M. [X], âgé de 21 lors de son incarcération, était célibataire et sans enfant. Il a subi un choc carcéral important qui n'a pas été amoindri par une précédente incarcération.
Doivent être pris en compte, au titre des facteurs d'aggravation du choc carcéral subi par le requérant, son absence d'antécédents judiciaires, la séparation familiale, l'enquête de personnalité établissant que la fratrie était très proche et très soudée, la longueur très importante de la détention et les conditions de détention à la maison d'arrêt de [Localité 4], établissement surpeuplé et vétuste ainsi que l'attestent le rapport du contrôleur général des lieux de privation de liberté daté de novembre 2018 et les articles de presse produits.
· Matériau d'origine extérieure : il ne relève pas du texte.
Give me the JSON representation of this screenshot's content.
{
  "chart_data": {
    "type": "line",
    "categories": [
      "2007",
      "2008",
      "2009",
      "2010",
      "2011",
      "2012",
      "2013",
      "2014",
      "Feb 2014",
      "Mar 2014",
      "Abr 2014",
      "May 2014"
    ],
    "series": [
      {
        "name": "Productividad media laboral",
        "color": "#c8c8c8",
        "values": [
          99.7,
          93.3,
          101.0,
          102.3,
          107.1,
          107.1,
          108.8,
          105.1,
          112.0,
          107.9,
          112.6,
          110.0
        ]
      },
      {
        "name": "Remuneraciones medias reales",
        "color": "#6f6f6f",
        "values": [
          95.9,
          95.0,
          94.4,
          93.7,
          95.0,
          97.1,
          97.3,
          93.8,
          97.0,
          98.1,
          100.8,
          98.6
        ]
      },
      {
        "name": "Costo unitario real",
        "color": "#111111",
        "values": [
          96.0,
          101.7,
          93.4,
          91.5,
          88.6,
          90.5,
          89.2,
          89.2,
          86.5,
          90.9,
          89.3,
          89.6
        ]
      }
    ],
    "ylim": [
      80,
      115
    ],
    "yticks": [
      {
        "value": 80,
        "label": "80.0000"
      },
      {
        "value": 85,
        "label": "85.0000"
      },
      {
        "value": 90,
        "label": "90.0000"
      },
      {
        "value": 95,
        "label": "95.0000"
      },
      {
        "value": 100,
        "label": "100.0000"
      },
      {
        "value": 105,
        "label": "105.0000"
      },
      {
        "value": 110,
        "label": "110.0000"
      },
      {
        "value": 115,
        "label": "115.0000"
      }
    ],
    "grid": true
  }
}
La souffrance liée au désarroi causé par sa détention à sa famille est nécessairement comprise dans le préjudice moral résultant de la séparation familiale.
Il convient, en conséquence, de lui allouer la somme de 90 000 euros en réparation de son préjudice moral.
- Le préjudice matériel
M. [X] évoque la perte de chance de trouver un emploi et les frais exposés pour sa défense.
L'agent judiciaire de l'Etat relève que M. [X], qui n'avait pas d'emploi avant son incarcération et était inscrit à Pôle emploi, a cherché et retrouvé un emploi assez rapidement après sa sortie de détention provisoire mais considère que sa perte de chance ne peut être évaluée qu'à hauteur de 30% sur la base de la rémunération nette perçue postérieurement soit 7 363,41 euros. S'agissant des frais d'avocat, il fait valoir que les notes d'honoraires fournies ne sont pas ventilées, de sorte que la demande ne peut qu'être rejetée.
Il est établi d'une part qu'avant son incarcération, M. [X], inscrit depuis le 20 juillet 2016 à Pôle emploi, recherchait un emploi d'employé polyvalent et, d'autre part, qu'il a occupé plusieurs emplois depuis sa levée d'écrou, le premier ayant été obtenu dès janvier 2020, rémunéré au SMIC.
Sa perte de chance, qui est sérieuse au vu de son âge et des justificatifs d'emploi produits, peut être évaluée à 60%, soit compte tenu des rémunérations nettes perçues postérieurement à sa détention, la somme de 15 000 euros.
Enfin, les factures d'honoraires produites mentionnent des diligences autres que celle liées à la détention provisoire proprement dite et elles n'isolent pas le coût des diligences exclusivement liées à la privation de liberté.
Le délégué du premier président n'ayant pas le pouvoir d'évaluer le coût afférent à ces diligences, M. [X] sera débouté de sa demande à ce titre.
Il convient, par suite,de lui allouer la somme de 15 000 euros en réparation de son préjudice matériel.
PAR CES MOTIFS,
Déclarons la requête de M. [X] recevable,
Allouons à M. [X] les sommes suivantes :
- 90 000 euros en réparation de son préjudice moral,
- 15 000 euros en réparation de son préjudice matériel,
- 2 500 euros au titre de l'article 700 du code de procédure civile
Laissons les dépens à la charge de l'Etat.
Décision rendue le 09 Janvier 2023 par mise à disposition de l'arrêt au greffe de la Cour, les parties en ayant été préalablement avisées dans les conditions prévues au deuxième alinéa de l'article 450 du code de procédure civile.